Dados da Internet Watch Foundation indicam que 63% dos URLs de abuso identificados no último ano estavam alojados em serviços utilizados por Estados-membros da UE. Entre os países, a Bulgária lidera em número total de páginas criminosas alojadas, seguida pelos Países Baixos e pela Roménia, com 33 788 e 21 188 páginas respetivamente. França e Alemanha também registaram aumentos relevantes em 2025.
Neste contexto, surgem novas ameaças. Na primeira metade de 2025, houve um aumento de 400% em conteúdos gerados por IA, identificados em 210 páginas web. Publicações associam estes conteúdos a casos de grooming, extorsão sexual e chantagem.
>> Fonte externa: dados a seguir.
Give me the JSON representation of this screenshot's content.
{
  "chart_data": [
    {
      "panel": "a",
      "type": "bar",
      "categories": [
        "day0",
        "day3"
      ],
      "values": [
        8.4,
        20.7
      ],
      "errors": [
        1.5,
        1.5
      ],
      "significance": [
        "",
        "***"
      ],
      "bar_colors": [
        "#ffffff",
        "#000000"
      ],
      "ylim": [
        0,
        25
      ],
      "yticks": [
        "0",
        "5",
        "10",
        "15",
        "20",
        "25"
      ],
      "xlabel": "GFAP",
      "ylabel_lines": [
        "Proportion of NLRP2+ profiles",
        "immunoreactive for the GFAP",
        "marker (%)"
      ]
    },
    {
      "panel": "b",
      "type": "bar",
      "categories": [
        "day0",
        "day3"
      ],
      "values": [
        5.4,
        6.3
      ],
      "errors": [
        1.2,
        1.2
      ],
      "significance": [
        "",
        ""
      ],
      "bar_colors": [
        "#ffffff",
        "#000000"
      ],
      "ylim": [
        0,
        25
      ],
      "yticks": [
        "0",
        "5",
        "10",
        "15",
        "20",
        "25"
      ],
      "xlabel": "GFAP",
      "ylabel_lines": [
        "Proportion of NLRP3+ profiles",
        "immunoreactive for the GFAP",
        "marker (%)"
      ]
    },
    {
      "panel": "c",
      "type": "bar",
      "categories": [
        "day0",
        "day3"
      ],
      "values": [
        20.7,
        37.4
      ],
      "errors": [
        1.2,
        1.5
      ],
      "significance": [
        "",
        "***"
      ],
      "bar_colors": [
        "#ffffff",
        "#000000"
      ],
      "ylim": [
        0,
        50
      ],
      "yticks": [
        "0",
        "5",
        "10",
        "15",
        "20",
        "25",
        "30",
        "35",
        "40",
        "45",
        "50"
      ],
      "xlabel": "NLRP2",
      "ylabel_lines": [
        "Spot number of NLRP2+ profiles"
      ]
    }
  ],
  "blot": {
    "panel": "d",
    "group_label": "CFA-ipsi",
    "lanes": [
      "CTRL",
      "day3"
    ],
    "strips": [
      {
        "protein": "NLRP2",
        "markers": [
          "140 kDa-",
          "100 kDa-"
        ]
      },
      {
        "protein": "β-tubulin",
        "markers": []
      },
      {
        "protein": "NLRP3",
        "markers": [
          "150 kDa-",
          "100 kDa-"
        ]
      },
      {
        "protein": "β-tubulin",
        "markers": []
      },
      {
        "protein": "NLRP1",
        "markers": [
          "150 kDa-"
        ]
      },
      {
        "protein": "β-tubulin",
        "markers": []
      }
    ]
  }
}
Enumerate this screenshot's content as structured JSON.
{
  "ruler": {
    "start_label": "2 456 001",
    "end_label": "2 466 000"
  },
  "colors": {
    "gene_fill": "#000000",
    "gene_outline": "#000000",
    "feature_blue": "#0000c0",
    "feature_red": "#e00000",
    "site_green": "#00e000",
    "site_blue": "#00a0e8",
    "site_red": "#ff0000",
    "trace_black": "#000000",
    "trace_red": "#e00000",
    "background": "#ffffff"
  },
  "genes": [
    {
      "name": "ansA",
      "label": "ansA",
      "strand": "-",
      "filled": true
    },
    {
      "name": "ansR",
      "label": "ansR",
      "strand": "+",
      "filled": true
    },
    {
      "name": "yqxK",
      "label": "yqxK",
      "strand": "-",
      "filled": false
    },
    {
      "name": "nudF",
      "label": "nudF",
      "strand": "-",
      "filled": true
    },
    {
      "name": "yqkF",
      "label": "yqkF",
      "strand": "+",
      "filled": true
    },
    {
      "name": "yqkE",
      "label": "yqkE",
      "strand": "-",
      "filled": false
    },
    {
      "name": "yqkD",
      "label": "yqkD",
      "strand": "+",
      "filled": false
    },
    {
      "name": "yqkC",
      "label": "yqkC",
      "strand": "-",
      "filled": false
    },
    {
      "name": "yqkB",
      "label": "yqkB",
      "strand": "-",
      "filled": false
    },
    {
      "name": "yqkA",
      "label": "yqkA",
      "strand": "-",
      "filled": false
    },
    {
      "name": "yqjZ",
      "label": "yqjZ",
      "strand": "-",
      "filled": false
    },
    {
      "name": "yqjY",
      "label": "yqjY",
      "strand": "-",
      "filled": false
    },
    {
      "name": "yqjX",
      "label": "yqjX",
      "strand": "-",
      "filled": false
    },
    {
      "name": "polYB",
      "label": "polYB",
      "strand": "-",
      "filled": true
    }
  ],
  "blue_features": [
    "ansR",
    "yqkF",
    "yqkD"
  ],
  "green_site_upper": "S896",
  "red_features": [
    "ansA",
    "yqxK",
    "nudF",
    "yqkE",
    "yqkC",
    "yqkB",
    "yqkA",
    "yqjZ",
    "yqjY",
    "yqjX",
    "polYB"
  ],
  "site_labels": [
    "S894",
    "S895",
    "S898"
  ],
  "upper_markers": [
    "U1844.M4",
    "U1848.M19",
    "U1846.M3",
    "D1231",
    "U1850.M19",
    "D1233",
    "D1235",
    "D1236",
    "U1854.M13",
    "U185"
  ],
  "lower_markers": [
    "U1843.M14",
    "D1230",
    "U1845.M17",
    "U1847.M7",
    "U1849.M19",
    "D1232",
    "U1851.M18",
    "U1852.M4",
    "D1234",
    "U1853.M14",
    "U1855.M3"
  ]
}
Novas dinâmicas e grooming
A Missing Children Europe aponta que o grooming online permanece ligado ao desaparecimento de menores, com 92 casos em que o grooming esteve relacionado com o desaparecimento, segundo linhas telefónicas de crianças desaparecidas. A Europa Ocidental regista, em média, uma em cada cinco crianças sujeita a grooming online antes de completar 18 anos.
As vítimas costumam não apresentar queixas devido a medo, estigma ou incapacidade de reconhecerem os comportamentos de grooming, o que dificulta a visibilidade do fenómeno. Há fatores de risco, como baixa autoestima e questões de saúde mental, que agem como aliciamento para os agressores. As raparigas continuam a ser o grupo mais visado, embora muitos casos de grooming em rapazes permaneçam subnotificados.